One of the problems that remains is ambiguity in the evolved computational models. We use a novel adversarial process, whereby the main AI has two subordinate AIs take those models and play a game with them. One subsidiary AI, the “Prime”, takes the models and uses them to try to design an appropriate drug therapy. The other AI, the “Adversary”, uses known ambiguities within the models to cause adverse outcomes, which the Prime then has to counteract by modifying its strategy. (Unlike ANN, our AI “knows what it knows”, including ambiguities among the chromosomes.) The result is ultimately generation of a drug dosage strategy that is personalized, and has been tested for safety and efficacy. This adversarial process was first demonstrated in 2012 and patented in mid-2014, six months prior to GANs. It has major advantages over existing AI-based techniques, in that it is completely explainable, interactive with the users (patient and clinician), able to generate good strategies despite a training history of therapeutic failures, and is able to operate the AI component on an isolated Edge device.

For the IBM Watson AI XPRIZE we demonstrated this technology to generate insulin strategies for highly-unstable forms of type-1 diabetes by data-mining actual medical histories, despite those histories being comprised solely of therapeutic failures to achieve the desired blood glucose outcomes. Last year, as part of AI XPRIZE, we demonstrated our adversarial AI running on an isolated laptop computer, generating 30 hours of insulin strategy over approximately 20 minutes of computing time, that generated far better blood glucose outcomes than the original histories. The generated insulin strategies look nothing like conventional insulin dosing.

This suggests that the medical use of AI is about to look very different from previous use cases.

@Shashi IMHO ML/AI will dominate the clinical decision support domain, simply because the uderlying infrastructure can digest information both vertically and horizonatlly and provide a personalized and integrative perspective. Something only a very few physicians are capable of. This will democratize access to high quality healthcare

Thank you @MachineGenes for providing us with insights on evolutionary ML and adversarial AI. The insulin strategies demo is amazing!

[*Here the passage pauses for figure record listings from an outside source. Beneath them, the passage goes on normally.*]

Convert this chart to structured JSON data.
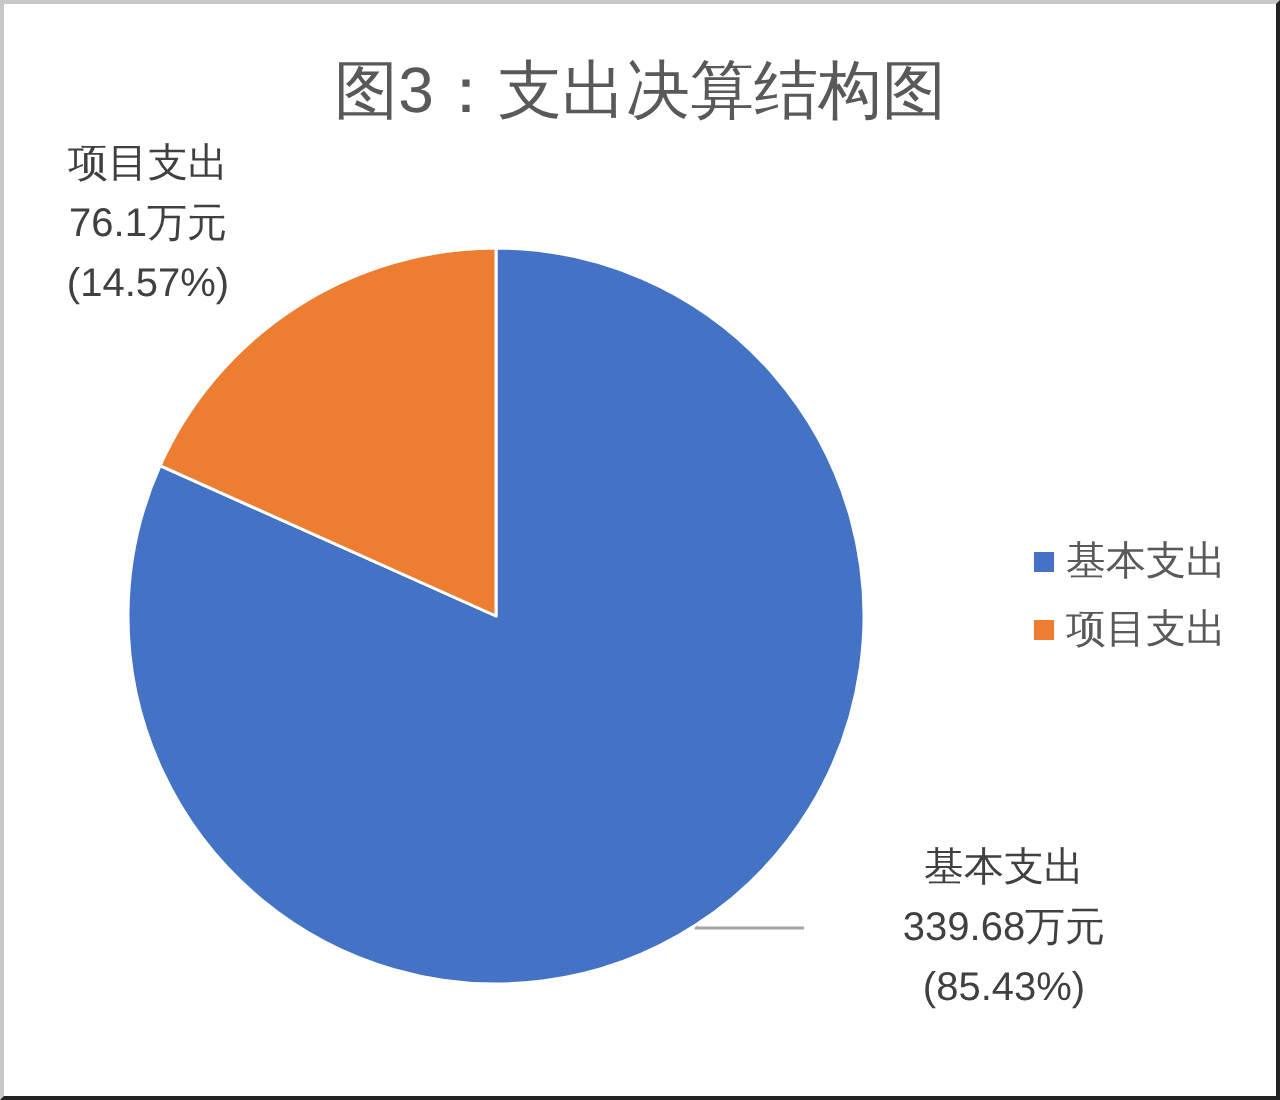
{
  "chart_data": {
    "type": "pie",
    "title": "图3：支出决算结构图",
    "categories": [
      "基本支出",
      "项目支出"
    ],
    "values": [
      339.68,
      76.1
    ],
    "colors": [
      "#4472c4",
      "#ed7d31"
    ],
    "value_labels": [
      "339.68万元 (85.43%)",
      "76.1万元 (14.57%)"
    ],
    "legend": "right"
  }
}
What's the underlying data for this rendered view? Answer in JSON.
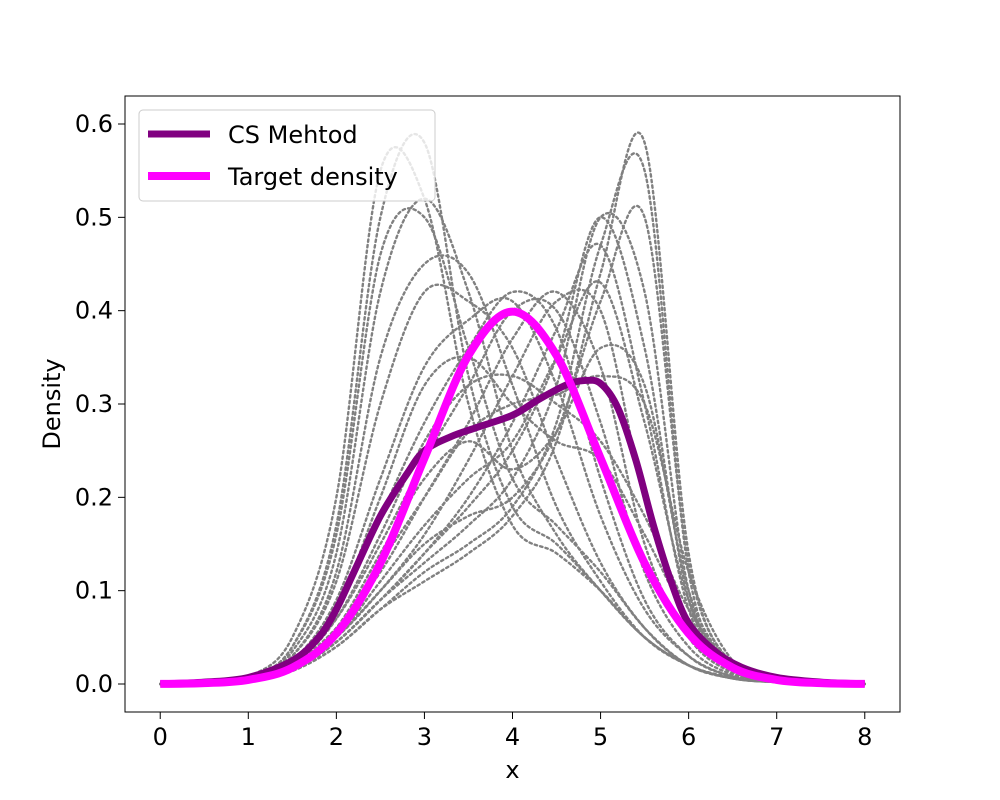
{
  "chart_data": {
    "type": "line",
    "title": "",
    "xlabel": "x",
    "ylabel": "Density",
    "xlim": [
      -0.4,
      8.4
    ],
    "ylim": [
      -0.03,
      0.63
    ],
    "x_ticks": [
      0,
      1,
      2,
      3,
      4,
      5,
      6,
      7,
      8
    ],
    "y_ticks": [
      0.0,
      0.1,
      0.2,
      0.3,
      0.4,
      0.5,
      0.6
    ],
    "x_tick_labels": [
      "0",
      "1",
      "2",
      "3",
      "4",
      "5",
      "6",
      "7",
      "8"
    ],
    "y_tick_labels": [
      "0.0",
      "0.1",
      "0.2",
      "0.3",
      "0.4",
      "0.5",
      "0.6"
    ],
    "grid": false,
    "legend_position": "top-left",
    "colors": {
      "cs_method": "#800080",
      "target_density": "#ff00ff",
      "samples": "#808080"
    },
    "series": [
      {
        "name": "CS Mehtod",
        "x": [
          0,
          0.5,
          1,
          1.5,
          1.8,
          2,
          2.2,
          2.5,
          2.8,
          3,
          3.3,
          3.6,
          4,
          4.3,
          4.6,
          4.8,
          5,
          5.2,
          5.4,
          5.6,
          5.8,
          6,
          6.3,
          6.6,
          7,
          7.5,
          8
        ],
        "y": [
          0.0,
          0.002,
          0.007,
          0.025,
          0.05,
          0.08,
          0.12,
          0.18,
          0.225,
          0.25,
          0.265,
          0.275,
          0.288,
          0.305,
          0.32,
          0.325,
          0.322,
          0.295,
          0.24,
          0.17,
          0.11,
          0.065,
          0.035,
          0.018,
          0.007,
          0.002,
          0.0
        ]
      },
      {
        "name": "Target density",
        "x": [
          0,
          0.5,
          1,
          1.5,
          2,
          2.5,
          3,
          3.5,
          4,
          4.5,
          5,
          5.5,
          6,
          6.5,
          7,
          7.5,
          8
        ],
        "y": [
          0.0001,
          0.0009,
          0.0044,
          0.0175,
          0.054,
          0.1295,
          0.242,
          0.352,
          0.399,
          0.352,
          0.242,
          0.1295,
          0.054,
          0.0175,
          0.0044,
          0.0009,
          0.0001
        ]
      }
    ],
    "sample_curves": {
      "x": [
        0,
        0.5,
        1,
        1.5,
        2,
        2.5,
        3,
        3.5,
        4,
        4.5,
        5,
        5.5,
        6,
        6.5,
        7,
        7.5,
        8
      ],
      "curves": [
        [
          0.0,
          0.002,
          0.008,
          0.05,
          0.2,
          0.55,
          0.52,
          0.3,
          0.17,
          0.14,
          0.1,
          0.05,
          0.02,
          0.007,
          0.003,
          0.001,
          0.0
        ],
        [
          0.0,
          0.002,
          0.007,
          0.04,
          0.17,
          0.5,
          0.58,
          0.33,
          0.19,
          0.15,
          0.1,
          0.05,
          0.02,
          0.006,
          0.002,
          0.001,
          0.0
        ],
        [
          0.0,
          0.002,
          0.006,
          0.035,
          0.14,
          0.42,
          0.52,
          0.42,
          0.25,
          0.16,
          0.1,
          0.05,
          0.02,
          0.006,
          0.002,
          0.001,
          0.0
        ],
        [
          0.0,
          0.002,
          0.006,
          0.03,
          0.12,
          0.35,
          0.45,
          0.44,
          0.32,
          0.19,
          0.11,
          0.05,
          0.02,
          0.006,
          0.002,
          0.001,
          0.0
        ],
        [
          0.0,
          0.002,
          0.006,
          0.03,
          0.11,
          0.3,
          0.42,
          0.41,
          0.36,
          0.24,
          0.13,
          0.06,
          0.02,
          0.007,
          0.002,
          0.001,
          0.0
        ],
        [
          0.0,
          0.001,
          0.005,
          0.025,
          0.09,
          0.22,
          0.34,
          0.39,
          0.41,
          0.32,
          0.18,
          0.08,
          0.03,
          0.008,
          0.002,
          0.001,
          0.0
        ],
        [
          0.0,
          0.001,
          0.005,
          0.025,
          0.08,
          0.18,
          0.28,
          0.36,
          0.42,
          0.38,
          0.22,
          0.09,
          0.03,
          0.008,
          0.002,
          0.001,
          0.0
        ],
        [
          0.0,
          0.001,
          0.005,
          0.022,
          0.07,
          0.15,
          0.24,
          0.32,
          0.4,
          0.4,
          0.28,
          0.12,
          0.04,
          0.01,
          0.003,
          0.001,
          0.0
        ],
        [
          0.0,
          0.001,
          0.005,
          0.02,
          0.06,
          0.12,
          0.2,
          0.28,
          0.37,
          0.42,
          0.34,
          0.15,
          0.05,
          0.012,
          0.003,
          0.001,
          0.0
        ],
        [
          0.0,
          0.001,
          0.004,
          0.018,
          0.05,
          0.1,
          0.16,
          0.24,
          0.33,
          0.41,
          0.4,
          0.2,
          0.06,
          0.015,
          0.003,
          0.001,
          0.0
        ],
        [
          0.0,
          0.001,
          0.004,
          0.015,
          0.045,
          0.09,
          0.14,
          0.2,
          0.28,
          0.38,
          0.47,
          0.3,
          0.08,
          0.015,
          0.003,
          0.001,
          0.0
        ],
        [
          0.0,
          0.001,
          0.004,
          0.015,
          0.045,
          0.09,
          0.13,
          0.17,
          0.22,
          0.32,
          0.5,
          0.42,
          0.1,
          0.02,
          0.004,
          0.001,
          0.0
        ],
        [
          0.0,
          0.001,
          0.004,
          0.014,
          0.04,
          0.08,
          0.12,
          0.15,
          0.19,
          0.28,
          0.47,
          0.55,
          0.12,
          0.02,
          0.004,
          0.001,
          0.0
        ],
        [
          0.0,
          0.001,
          0.004,
          0.014,
          0.04,
          0.08,
          0.11,
          0.14,
          0.18,
          0.26,
          0.44,
          0.58,
          0.14,
          0.02,
          0.004,
          0.001,
          0.0
        ],
        [
          0.0,
          0.001,
          0.004,
          0.015,
          0.05,
          0.1,
          0.15,
          0.18,
          0.2,
          0.27,
          0.41,
          0.5,
          0.13,
          0.02,
          0.004,
          0.001,
          0.0
        ],
        [
          0.0,
          0.001,
          0.005,
          0.02,
          0.06,
          0.13,
          0.2,
          0.27,
          0.3,
          0.31,
          0.33,
          0.3,
          0.12,
          0.025,
          0.005,
          0.001,
          0.0
        ],
        [
          0.0,
          0.001,
          0.005,
          0.02,
          0.07,
          0.16,
          0.26,
          0.32,
          0.33,
          0.3,
          0.26,
          0.18,
          0.08,
          0.02,
          0.004,
          0.001,
          0.0
        ],
        [
          0.0,
          0.001,
          0.005,
          0.02,
          0.06,
          0.14,
          0.22,
          0.26,
          0.23,
          0.27,
          0.36,
          0.32,
          0.1,
          0.02,
          0.004,
          0.001,
          0.0
        ],
        [
          0.0,
          0.001,
          0.005,
          0.02,
          0.08,
          0.2,
          0.32,
          0.35,
          0.3,
          0.26,
          0.24,
          0.16,
          0.07,
          0.02,
          0.004,
          0.001,
          0.0
        ],
        [
          0.0,
          0.001,
          0.004,
          0.016,
          0.05,
          0.11,
          0.17,
          0.22,
          0.26,
          0.35,
          0.43,
          0.28,
          0.09,
          0.02,
          0.004,
          0.001,
          0.0
        ],
        [
          0.0,
          0.002,
          0.007,
          0.04,
          0.16,
          0.46,
          0.5,
          0.36,
          0.22,
          0.17,
          0.12,
          0.06,
          0.02,
          0.006,
          0.002,
          0.001,
          0.0
        ],
        [
          0.0,
          0.001,
          0.004,
          0.015,
          0.045,
          0.09,
          0.14,
          0.19,
          0.25,
          0.35,
          0.5,
          0.36,
          0.09,
          0.02,
          0.004,
          0.001,
          0.0
        ]
      ]
    }
  }
}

There are two directions. AI will be more and more personal or local. The other is more and more global. Current AI help physicians diagnose or cure diseases. I believe future use cases for AI are more and more for patients and personal, as opposed to physicians or hospitals. The purpose of using AI is becoming from treatment and diagnosis to prevention, to keeping healthy, and to well-being. One AI may monitor health conditions of an individual every day, when one sleeps, when one sits on a chair, when one walks, AI senses data related to his/her health conditions, and suggests him/her his/her behavior of eating, excising, working, etc. to keep him/her healthy.

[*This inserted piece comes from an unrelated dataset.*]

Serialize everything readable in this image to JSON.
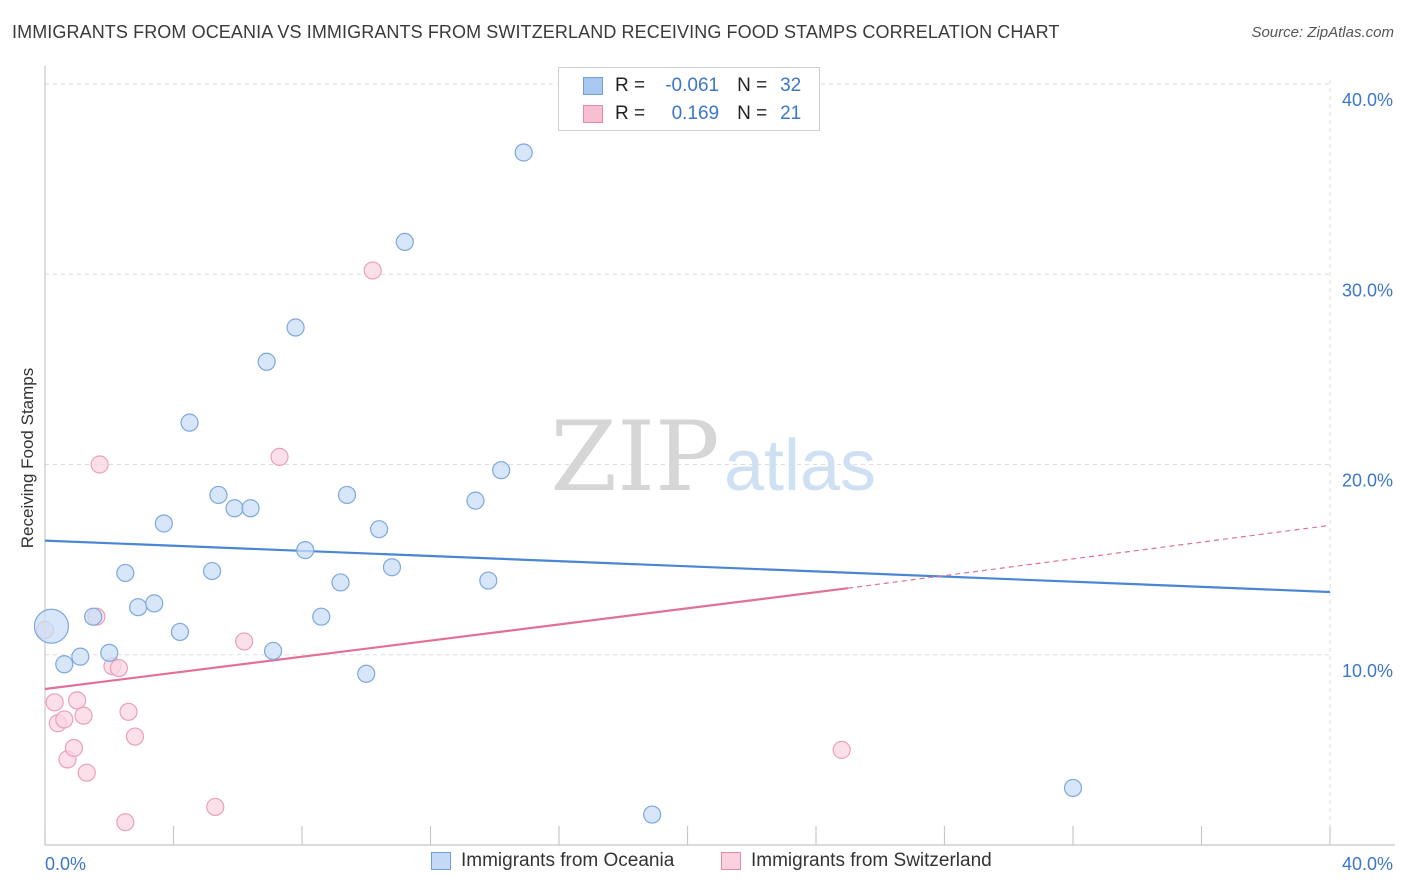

The other direction is global. By collecting healthcare data from individuals, for example, by using smart watches, big data acquired from the individuals are stored in a cloud server. AI analyzes the big data and monitor if a particular population of individuals provides a sign of a certain disease, like Influenza or a new virus like the COVID-19, and it identifies a possible source of pandemic. The government or an organization like CDC can prevent the new disease from widespread. One caution for us is that AI is not perfect. It is very dangerous to fully believe AI without the knowledge on what AI can do and what AI cannot. Also, AI can facilitate some sort of discrimination or may create a bias. It is important to know what AI can do, and to think how we, individuals or our society, should work with AI when AI is used in a global setting.

@kenjisuzuki - Thank you for sharing these amazing examples of future use cases of AI in healthcare.